I’m very sorry for you man… It’s a severe misjudgment of mine. Like everyone else, I didn’t know it was that bad. I thought there were more people out there like me: download first, buy later (OR in the case of artists that have gained my uttermost respect and trust, like Shpongle, YB and Juno Reactor: order album right away!!).
But apparently most people are: download first, kill the record label later.. :-(
And why you draw our attention to ‘the long tail’ curve mystifies me: sure amazon can make a lot of money by selling huge quantities from a vast catalogue…. that would work for twisted too, if we had signed 18 million artists….and each CD sold a few dozen copies… unfortunately we have only 3 or 4 artists right now, so the ‘long tail’ is irrelevant to us, clearly… we might have contributed 30 bucks or so to Amazon’s $207 MILLION profit (figures posted for 2008)....
What I meant to say is that the entire psytrance/psychill scene is in the 80%.. I was applying the principle industry wide. So the entire Twisted stuff is somewhere in the long tail. Everything on the radio is in the 20%, eating a lot of Twisted’s possible profits. But yea… You guys do get more exposure, but not more sales.. So my little anti-pareto theory really seems to fail. I think the issue is that another pareto-principle does its work: The 20% in the head spread way faster and gain popularity way faster, let’s say the get 80% of all the attention and digital downloads… And the other 80%, including the entire psy scene, gets 20% of all the attention and digital downloads. When I put it like that, I can see where it goes wrong for labels like Twisted. Popmusic is like a spreading disease!!:(
Also i’m sorry that “And if it weren’t for the internet, I would have given up on music entirely”.... for me, the internet makes me want to give up music But i guess i’m from a different generation…. I started making some of the trance that probably fills your 100Gigs hard drive before i’d even heard of the internet… and i didn’t need the internet to find a deep love of music… the rush of buying a new vinyl, of collecting every release/picture disc by my favourite artists…. discovering new music i liked, all underground, no radio-plugged mix CDs or whatever… ALL without the internet!
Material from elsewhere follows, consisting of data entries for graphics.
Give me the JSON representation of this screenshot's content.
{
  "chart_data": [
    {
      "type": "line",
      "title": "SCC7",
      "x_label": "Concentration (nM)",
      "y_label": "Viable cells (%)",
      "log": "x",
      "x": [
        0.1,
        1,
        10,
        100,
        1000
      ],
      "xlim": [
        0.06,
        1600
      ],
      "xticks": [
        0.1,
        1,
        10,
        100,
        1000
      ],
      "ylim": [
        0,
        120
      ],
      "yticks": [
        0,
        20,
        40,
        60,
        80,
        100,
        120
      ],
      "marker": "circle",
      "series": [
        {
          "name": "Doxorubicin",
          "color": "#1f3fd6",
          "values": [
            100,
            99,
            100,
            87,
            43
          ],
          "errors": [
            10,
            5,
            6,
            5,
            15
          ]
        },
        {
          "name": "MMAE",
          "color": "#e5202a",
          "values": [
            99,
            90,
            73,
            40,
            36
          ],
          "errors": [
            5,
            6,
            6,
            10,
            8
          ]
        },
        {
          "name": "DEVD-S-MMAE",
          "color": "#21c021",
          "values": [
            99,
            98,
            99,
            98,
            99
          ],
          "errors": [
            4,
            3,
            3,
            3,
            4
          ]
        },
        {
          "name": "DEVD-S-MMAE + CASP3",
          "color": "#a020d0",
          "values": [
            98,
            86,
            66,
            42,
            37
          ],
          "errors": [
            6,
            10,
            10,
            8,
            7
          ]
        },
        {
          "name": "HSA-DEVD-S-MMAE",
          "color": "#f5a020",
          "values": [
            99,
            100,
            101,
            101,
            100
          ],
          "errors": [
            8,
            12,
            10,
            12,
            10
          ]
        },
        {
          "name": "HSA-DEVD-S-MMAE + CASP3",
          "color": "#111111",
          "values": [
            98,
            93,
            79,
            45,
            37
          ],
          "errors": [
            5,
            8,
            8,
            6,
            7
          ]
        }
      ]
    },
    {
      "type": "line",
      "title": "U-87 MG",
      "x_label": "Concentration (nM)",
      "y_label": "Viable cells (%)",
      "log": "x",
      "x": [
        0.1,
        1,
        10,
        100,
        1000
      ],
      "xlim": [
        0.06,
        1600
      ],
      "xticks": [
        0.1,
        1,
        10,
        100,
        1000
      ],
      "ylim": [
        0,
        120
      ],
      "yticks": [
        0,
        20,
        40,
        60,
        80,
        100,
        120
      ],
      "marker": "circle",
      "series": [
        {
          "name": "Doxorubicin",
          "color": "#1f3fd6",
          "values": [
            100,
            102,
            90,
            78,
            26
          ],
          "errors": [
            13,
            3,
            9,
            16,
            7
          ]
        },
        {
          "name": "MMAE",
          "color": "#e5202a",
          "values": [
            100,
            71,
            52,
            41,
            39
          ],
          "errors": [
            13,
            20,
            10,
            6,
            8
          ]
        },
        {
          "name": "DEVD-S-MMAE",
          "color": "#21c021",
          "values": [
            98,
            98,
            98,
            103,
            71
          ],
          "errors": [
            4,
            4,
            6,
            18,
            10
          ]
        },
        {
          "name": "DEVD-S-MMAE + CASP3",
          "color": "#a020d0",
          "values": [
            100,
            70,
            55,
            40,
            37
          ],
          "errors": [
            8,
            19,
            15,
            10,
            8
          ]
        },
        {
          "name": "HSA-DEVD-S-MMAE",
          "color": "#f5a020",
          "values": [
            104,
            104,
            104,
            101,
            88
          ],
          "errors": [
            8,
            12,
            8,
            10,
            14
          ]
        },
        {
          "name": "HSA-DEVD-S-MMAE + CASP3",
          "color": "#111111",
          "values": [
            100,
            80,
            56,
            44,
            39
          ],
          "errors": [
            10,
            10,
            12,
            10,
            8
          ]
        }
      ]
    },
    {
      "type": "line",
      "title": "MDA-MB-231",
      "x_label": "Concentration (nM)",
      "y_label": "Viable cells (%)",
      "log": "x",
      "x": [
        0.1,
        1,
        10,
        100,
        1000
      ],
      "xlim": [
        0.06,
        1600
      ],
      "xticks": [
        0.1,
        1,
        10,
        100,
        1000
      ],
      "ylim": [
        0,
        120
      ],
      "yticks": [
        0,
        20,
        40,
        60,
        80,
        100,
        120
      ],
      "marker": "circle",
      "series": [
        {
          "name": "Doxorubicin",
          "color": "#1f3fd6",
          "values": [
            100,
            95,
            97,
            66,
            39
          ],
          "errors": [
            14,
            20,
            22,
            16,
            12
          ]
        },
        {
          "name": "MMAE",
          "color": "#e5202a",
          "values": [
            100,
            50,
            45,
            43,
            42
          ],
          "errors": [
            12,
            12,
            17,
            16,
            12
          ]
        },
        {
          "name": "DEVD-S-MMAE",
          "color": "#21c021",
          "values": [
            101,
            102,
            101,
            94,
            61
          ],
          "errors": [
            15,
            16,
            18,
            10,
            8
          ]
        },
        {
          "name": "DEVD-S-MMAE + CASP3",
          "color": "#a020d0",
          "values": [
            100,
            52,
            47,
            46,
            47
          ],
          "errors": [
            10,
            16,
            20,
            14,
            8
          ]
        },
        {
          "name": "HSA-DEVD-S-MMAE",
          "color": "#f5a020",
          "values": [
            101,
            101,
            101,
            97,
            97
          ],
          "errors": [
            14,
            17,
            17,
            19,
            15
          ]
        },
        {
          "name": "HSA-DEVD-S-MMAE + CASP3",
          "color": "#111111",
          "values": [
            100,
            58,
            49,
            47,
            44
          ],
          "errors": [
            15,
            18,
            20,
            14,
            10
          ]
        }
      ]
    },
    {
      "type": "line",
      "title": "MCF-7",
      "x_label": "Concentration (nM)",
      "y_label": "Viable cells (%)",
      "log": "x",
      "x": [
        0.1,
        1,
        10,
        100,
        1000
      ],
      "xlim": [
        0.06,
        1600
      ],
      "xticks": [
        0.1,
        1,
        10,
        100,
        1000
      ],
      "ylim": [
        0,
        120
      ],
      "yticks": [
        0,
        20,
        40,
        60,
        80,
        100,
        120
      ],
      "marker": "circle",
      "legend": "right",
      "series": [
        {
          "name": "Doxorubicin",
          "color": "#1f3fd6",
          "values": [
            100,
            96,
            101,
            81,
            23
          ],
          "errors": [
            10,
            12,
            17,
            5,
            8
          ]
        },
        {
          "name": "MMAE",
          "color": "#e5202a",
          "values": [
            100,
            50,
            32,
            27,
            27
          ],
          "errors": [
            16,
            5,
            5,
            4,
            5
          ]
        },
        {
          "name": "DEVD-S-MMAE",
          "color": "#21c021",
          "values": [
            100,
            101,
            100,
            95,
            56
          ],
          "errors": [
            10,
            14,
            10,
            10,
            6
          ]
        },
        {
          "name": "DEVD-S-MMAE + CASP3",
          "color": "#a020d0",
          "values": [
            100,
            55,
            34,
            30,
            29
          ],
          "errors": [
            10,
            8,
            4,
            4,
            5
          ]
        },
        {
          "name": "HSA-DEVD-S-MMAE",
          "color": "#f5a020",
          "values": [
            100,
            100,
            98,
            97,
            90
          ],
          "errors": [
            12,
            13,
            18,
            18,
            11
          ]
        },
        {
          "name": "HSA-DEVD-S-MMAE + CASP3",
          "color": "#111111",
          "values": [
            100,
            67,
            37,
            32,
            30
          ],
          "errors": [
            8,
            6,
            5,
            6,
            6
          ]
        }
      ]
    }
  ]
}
I guess it depends on where you live. I’ve lived in several places now and whereever I go, whichever shop I go into, there’s only commercial pop, r&b, hiphip and rock. There’s one shop hidden somewhere in the center of Amsterdam with psy, but I haven’t been able to find it yet. Therefore, for me and a lot of others, internet is thé medium for music discovery. O yea and I once went to Tokyo into the Tower Records building, the only place so far where I’ve seen physical psyalbums for sale, on display. I was happy as a child in a candy store
However I can understand that from your viewpoint, the internet sucks the giant donkey balls…
I agree that it is lame when an album is leaked before release… it’s kind of like opening a christmas present too early or something… we think it has come from a press person we sent the album to review… i wish he/she could have spent the time they took to upload the album writing a review instead, and earning their dirty journo paycheck, rather than stealing ours…
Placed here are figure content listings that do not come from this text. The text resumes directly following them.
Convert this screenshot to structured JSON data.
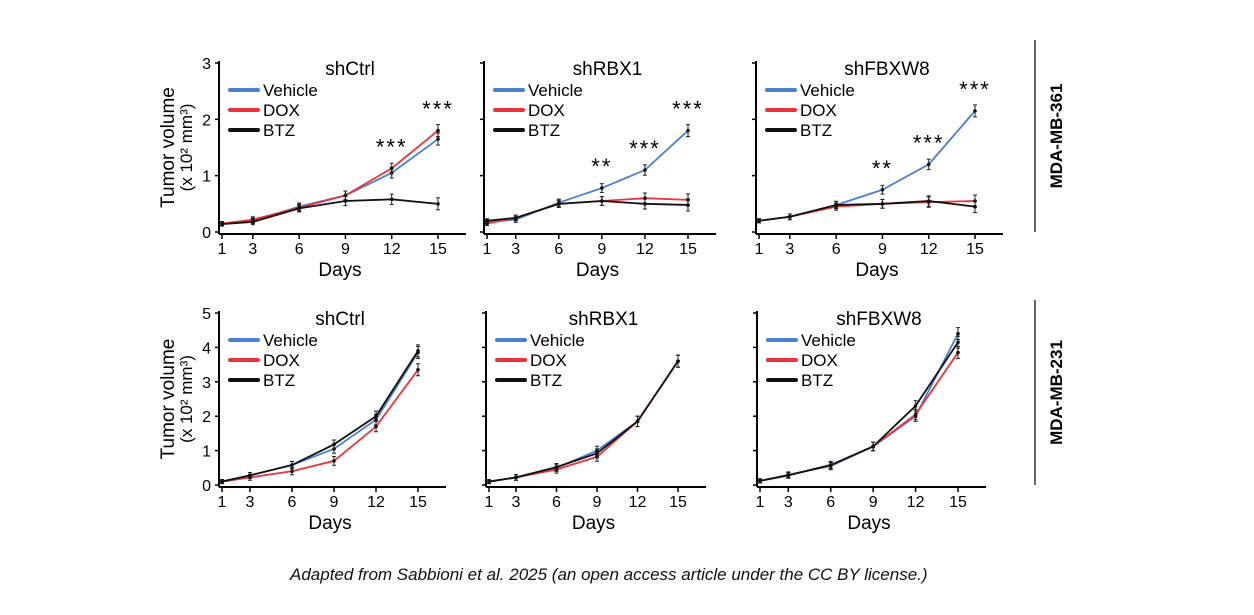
{
  "caption": "Adapted from Sabbioni et al. 2025 (an open access article under the CC BY license.)",
  "colors": {
    "Vehicle": "#4a7fcf",
    "DOX": "#e8343a",
    "BTZ": "#111111"
  },
  "chart_data": [
    {
      "type": "line",
      "row_label": "MDA-MB-361",
      "title": "shCtrl",
      "xlabel": "Days",
      "ylabel": "Tumor volume (x 10² mm³)",
      "ylim": [
        0,
        3
      ],
      "yticks": [
        0,
        1,
        2,
        3
      ],
      "x": [
        1,
        3,
        6,
        9,
        12,
        15
      ],
      "legend": "top-left",
      "series": [
        {
          "name": "Vehicle",
          "values": [
            0.15,
            0.2,
            0.45,
            0.65,
            1.05,
            1.65
          ]
        },
        {
          "name": "DOX",
          "values": [
            0.15,
            0.22,
            0.43,
            0.65,
            1.13,
            1.8
          ]
        },
        {
          "name": "BTZ",
          "values": [
            0.14,
            0.18,
            0.42,
            0.55,
            0.58,
            0.5
          ]
        }
      ],
      "annotations": [
        {
          "x": 12,
          "text": "***"
        },
        {
          "x": 15,
          "text": "***"
        }
      ]
    },
    {
      "type": "line",
      "row_label": "MDA-MB-361",
      "title": "shRBX1",
      "xlabel": "Days",
      "ylim": [
        0,
        3
      ],
      "x": [
        1,
        3,
        6,
        9,
        12,
        15
      ],
      "legend": "top-left",
      "series": [
        {
          "name": "Vehicle",
          "values": [
            0.18,
            0.22,
            0.52,
            0.78,
            1.1,
            1.8
          ]
        },
        {
          "name": "DOX",
          "values": [
            0.15,
            0.25,
            0.5,
            0.55,
            0.6,
            0.57
          ]
        },
        {
          "name": "BTZ",
          "values": [
            0.2,
            0.25,
            0.5,
            0.55,
            0.5,
            0.48
          ]
        }
      ],
      "annotations": [
        {
          "x": 9,
          "text": "**"
        },
        {
          "x": 12,
          "text": "***"
        },
        {
          "x": 15,
          "text": "***"
        }
      ]
    },
    {
      "type": "line",
      "row_label": "MDA-MB-361",
      "title": "shFBXW8",
      "xlabel": "Days",
      "ylim": [
        0,
        3
      ],
      "x": [
        1,
        3,
        6,
        9,
        12,
        15
      ],
      "legend": "top-left",
      "series": [
        {
          "name": "Vehicle",
          "values": [
            0.2,
            0.27,
            0.48,
            0.75,
            1.2,
            2.15
          ]
        },
        {
          "name": "DOX",
          "values": [
            0.2,
            0.27,
            0.45,
            0.5,
            0.53,
            0.55
          ]
        },
        {
          "name": "BTZ",
          "values": [
            0.2,
            0.27,
            0.48,
            0.5,
            0.55,
            0.45
          ]
        }
      ],
      "annotations": [
        {
          "x": 9,
          "text": "**"
        },
        {
          "x": 12,
          "text": "***"
        },
        {
          "x": 15,
          "text": "***"
        }
      ]
    },
    {
      "type": "line",
      "row_label": "MDA-MB-231",
      "title": "shCtrl",
      "xlabel": "Days",
      "ylabel": "Tumor volume (x 10² mm³)",
      "ylim": [
        0,
        5
      ],
      "yticks": [
        0,
        1,
        2,
        3,
        4,
        5
      ],
      "x": [
        1,
        3,
        6,
        9,
        12,
        15
      ],
      "legend": "top-left",
      "series": [
        {
          "name": "Vehicle",
          "values": [
            0.1,
            0.28,
            0.58,
            1.05,
            1.9,
            3.85
          ]
        },
        {
          "name": "DOX",
          "values": [
            0.1,
            0.22,
            0.4,
            0.7,
            1.7,
            3.35
          ]
        },
        {
          "name": "BTZ",
          "values": [
            0.1,
            0.28,
            0.58,
            1.18,
            2.0,
            3.9
          ]
        }
      ],
      "annotations": []
    },
    {
      "type": "line",
      "row_label": "MDA-MB-231",
      "title": "shRBX1",
      "xlabel": "Days",
      "ylim": [
        0,
        5
      ],
      "x": [
        1,
        3,
        6,
        9,
        12,
        15
      ],
      "legend": "top-left",
      "series": [
        {
          "name": "Vehicle",
          "values": [
            0.1,
            0.22,
            0.5,
            1.0,
            1.85,
            3.6
          ]
        },
        {
          "name": "DOX",
          "values": [
            0.1,
            0.22,
            0.45,
            0.82,
            1.85,
            3.6
          ]
        },
        {
          "name": "BTZ",
          "values": [
            0.1,
            0.22,
            0.52,
            0.92,
            1.85,
            3.6
          ]
        }
      ],
      "annotations": []
    },
    {
      "type": "line",
      "row_label": "MDA-MB-231",
      "title": "shFBXW8",
      "xlabel": "Days",
      "ylim": [
        0,
        5
      ],
      "x": [
        1,
        3,
        6,
        9,
        12,
        15
      ],
      "legend": "top-left",
      "series": [
        {
          "name": "Vehicle",
          "values": [
            0.12,
            0.3,
            0.55,
            1.12,
            2.0,
            4.4
          ]
        },
        {
          "name": "DOX",
          "values": [
            0.12,
            0.28,
            0.58,
            1.12,
            2.05,
            3.85
          ]
        },
        {
          "name": "BTZ",
          "values": [
            0.12,
            0.28,
            0.58,
            1.12,
            2.3,
            4.15
          ]
        }
      ],
      "annotations": []
    }
  ]
}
Anyway i’m off to use the internet for what it’s best for…... where are those tissues?
Once again, I’m very sorry man… I promise I shall wait with listening until the album is in my CD player. And maybe I can get my friends to buy your album, they’re into progressive rock/metal and they also dig Shpongle (I think the comment one guy made above me makes sense: the ‘older’ generation is used to Pink Floyd and the likes and might respect your music more easily. I think Shpongle’s music is way too intelligent for the younger generation :-(
I hope you’ll continue to be able to enjoy making music… It comes from your heart and soul, and that’s amazing. My life wouldn’t be the same without Twisted… It inspires me and makes my days. In that sense, you truly are a God to me, Simon.